The purpose of this study is to examine the social integration status of overseas Koreans (ethnic Koreans) residing in Korea and identify factors that affect their social integration. The data used in the study were collected from Statistics Korea's Survey of Immigrant Status and Employment in 2021 and the Ministry of Justice's Survey of Migrant Integration in 2022. The comparison groups for ethnic Koreans were low-skilled migrant workers, professional migrant workers, and marriage migrants. Migrant integration is conceptually divided into systemic, relational, psychological, and cultural integration. Research results show that ethnic Koreans are more incompletely integrated than other migrant groups in terms of economy, institutions, housing, education, health, social welfare, and sense of belonging.

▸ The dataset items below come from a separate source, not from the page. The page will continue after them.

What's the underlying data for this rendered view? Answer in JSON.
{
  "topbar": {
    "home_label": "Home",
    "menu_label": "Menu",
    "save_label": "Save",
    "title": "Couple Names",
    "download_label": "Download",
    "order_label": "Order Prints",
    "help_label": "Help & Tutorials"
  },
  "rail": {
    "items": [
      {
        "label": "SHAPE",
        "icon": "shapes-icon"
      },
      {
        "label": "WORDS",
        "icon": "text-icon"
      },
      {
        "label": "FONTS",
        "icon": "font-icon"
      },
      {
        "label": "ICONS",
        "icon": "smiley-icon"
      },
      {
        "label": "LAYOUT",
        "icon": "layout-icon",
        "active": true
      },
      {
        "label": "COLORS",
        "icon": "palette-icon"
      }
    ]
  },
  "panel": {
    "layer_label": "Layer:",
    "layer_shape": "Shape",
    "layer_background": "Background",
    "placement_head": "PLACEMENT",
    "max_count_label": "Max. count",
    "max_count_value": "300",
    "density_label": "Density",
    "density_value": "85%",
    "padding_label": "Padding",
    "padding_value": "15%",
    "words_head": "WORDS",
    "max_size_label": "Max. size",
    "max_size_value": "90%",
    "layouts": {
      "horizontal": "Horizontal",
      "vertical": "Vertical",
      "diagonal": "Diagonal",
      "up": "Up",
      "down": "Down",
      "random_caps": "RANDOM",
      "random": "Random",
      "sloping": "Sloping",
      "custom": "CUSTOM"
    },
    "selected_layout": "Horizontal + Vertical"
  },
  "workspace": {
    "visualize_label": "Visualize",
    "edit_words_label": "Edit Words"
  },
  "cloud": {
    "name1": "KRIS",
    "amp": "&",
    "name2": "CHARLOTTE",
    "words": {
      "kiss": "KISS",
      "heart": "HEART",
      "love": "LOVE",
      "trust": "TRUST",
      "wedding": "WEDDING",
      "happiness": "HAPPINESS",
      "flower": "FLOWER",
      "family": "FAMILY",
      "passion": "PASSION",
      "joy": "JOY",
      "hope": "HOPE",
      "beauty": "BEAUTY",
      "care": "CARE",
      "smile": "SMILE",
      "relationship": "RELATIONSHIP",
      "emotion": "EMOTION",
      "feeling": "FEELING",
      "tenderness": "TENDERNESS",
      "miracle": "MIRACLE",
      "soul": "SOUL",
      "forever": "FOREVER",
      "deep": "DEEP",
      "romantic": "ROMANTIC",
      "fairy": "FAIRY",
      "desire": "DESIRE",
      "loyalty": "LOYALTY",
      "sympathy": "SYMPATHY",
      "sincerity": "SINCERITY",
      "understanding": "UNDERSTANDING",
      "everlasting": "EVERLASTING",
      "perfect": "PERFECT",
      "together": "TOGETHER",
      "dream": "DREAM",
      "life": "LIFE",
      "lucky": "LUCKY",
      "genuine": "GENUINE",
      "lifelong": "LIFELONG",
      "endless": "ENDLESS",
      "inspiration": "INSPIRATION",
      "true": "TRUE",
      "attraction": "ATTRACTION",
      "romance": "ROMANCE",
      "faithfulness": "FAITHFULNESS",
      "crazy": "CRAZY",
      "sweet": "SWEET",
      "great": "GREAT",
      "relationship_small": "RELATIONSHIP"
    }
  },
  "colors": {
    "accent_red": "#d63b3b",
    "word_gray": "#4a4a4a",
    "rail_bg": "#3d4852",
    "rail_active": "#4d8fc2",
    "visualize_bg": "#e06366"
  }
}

The fact that they share the same ethnicity as Koreans does not greatly help their social integration. Rather, due to concerns that ethnic Koreans are disrupting the domestic labour market, the Korean government restricts their employment fields and does not grant them stable residency status, which is acting as a negative factor that hinders their social integration.

 

About the Speaker

In-Jin Yoon is a professor of Sociology at Korea University and the director of the Korea University Library. He received his PhD. in Sociology from the University of Chicago and taught at the Asian American Studies Department at the University of California, Santa Barbara. His research interests include social psychology, international migration, immigration policy, and overseas Koreans and the Korean diaspora.